Announcing his decision on July 10, Farrell declared, “We cannot allow political pressure from critics of unpopular ideas to inhibit the free exchange of ideas.”

Farrell said he wanted Barrett to know that he could reconsider his decision if he did not meet expectations. He said Barrett has “modestly made some efforts” to cut down on publicity.

“I was trying to be fairly careful to not inhibit his privilege of speaking freely,” he said. “My point was that he should be aware as he exercises those rights there may be a time when I have to rethink the assurances he has given me about his ability to separate his opinions from what happens in the classroom.”…

Farrell scolded Barrett for identifying himself as a UW-Madison instructor in e-mails in which he challenged others to debate his theories. The provost said the challenges suggest “that you speak for the university — precisely what I told you was inappropriate in that context.”

Barrett, for his part, says that he isn’t seeking this publicity. It’s seeking him. And what, exactly, is wrong with his speaking publicly? His reprehensible conspiracy theory is fine to inflict on students, but please stop showing your face to the general public because it’s making trouble for the university? That Barrett is teaching at the university is — unlike his crazy theory — a plain fact. It’s an embarrassing fact, and we can easily understand Farrell’s interest in suppressing it. But the public is entitled to know this fact and to react to it. This too is part of free speech.

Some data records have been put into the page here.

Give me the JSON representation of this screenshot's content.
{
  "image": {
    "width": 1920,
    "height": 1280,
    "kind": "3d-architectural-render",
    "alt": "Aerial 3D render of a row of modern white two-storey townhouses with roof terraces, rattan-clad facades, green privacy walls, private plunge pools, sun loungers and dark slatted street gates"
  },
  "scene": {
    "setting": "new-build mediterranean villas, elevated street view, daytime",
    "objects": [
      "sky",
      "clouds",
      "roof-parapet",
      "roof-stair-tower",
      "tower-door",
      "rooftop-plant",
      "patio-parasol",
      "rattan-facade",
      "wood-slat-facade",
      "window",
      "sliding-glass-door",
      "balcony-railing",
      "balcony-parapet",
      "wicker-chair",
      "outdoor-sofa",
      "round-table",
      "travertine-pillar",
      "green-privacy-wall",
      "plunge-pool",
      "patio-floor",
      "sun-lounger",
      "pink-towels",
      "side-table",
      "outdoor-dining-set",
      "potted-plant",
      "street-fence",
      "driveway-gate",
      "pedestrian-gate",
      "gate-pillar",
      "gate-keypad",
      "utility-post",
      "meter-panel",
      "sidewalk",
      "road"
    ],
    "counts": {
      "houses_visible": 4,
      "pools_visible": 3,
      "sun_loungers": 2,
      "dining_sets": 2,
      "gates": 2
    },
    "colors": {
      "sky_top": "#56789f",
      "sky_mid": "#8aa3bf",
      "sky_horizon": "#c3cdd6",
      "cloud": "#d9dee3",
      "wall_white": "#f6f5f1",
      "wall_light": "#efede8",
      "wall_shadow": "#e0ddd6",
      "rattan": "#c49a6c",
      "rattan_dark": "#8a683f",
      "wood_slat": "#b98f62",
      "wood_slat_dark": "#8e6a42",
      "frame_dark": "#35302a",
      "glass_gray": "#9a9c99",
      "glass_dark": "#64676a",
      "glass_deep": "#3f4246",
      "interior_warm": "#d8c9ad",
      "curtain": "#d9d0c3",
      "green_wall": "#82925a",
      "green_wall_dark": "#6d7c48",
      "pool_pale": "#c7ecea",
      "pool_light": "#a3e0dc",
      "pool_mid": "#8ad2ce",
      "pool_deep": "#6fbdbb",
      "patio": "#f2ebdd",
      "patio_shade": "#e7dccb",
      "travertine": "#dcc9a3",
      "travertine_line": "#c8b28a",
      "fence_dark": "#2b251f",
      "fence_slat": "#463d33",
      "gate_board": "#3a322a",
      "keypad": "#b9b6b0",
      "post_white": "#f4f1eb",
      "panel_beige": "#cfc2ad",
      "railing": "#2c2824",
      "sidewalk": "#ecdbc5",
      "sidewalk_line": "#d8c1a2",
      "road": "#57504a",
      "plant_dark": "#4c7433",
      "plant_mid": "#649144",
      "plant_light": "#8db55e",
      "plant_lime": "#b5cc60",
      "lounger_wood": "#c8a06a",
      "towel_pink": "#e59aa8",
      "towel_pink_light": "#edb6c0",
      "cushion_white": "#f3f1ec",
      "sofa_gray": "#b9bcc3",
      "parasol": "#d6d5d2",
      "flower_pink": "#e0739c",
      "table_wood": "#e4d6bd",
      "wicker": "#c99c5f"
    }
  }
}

Why are we so keen on airing all sorts of ideas within the university but averse to letting the general public have access to those facts?

When I go on radio or TV, I am introduced as a professor at the University of Wisconsin, whether I’m talking about law or politics or culture or some other topic I presume to blab about. It’s never even occurred to me that stating this true fact — where I work — means that I “speak for the university” or that listeners might be confused into thinking that I do. You’d have to think ordinary people are idiots to believe that they think Kevin Barrett is speaking for the university when he spews his offensive theory. The problem is not confusion about whom he speaks for, but the embarrassment to the university that he thinks what he thinks and he teaches here. How can you justify suppressing this factual information of great public interest?

And why should Barrett have to refrain from publicizing his ideas in order to keep his job? It’s acceptable for him to teach here, but please, be very quiet about it? And this is held out as an attempt “to be fairly careful to not inhibit his privilege of speaking freely”? The letter makes a connection between speaking out publicly and being able to “separate his opinions from what happens in the classroom.” But what is that connection? And would we use that reasoning on other teachers? Promoting a strong political position in the public arena raises a suspicion that you can’t fairly present material in the classroom anymore? All politically active academics would feel threatened if we thought the university would apply that reasoning across the board. And if Farrell is not going to apply that reasoning across the board, why is he inflicting it on Barrett?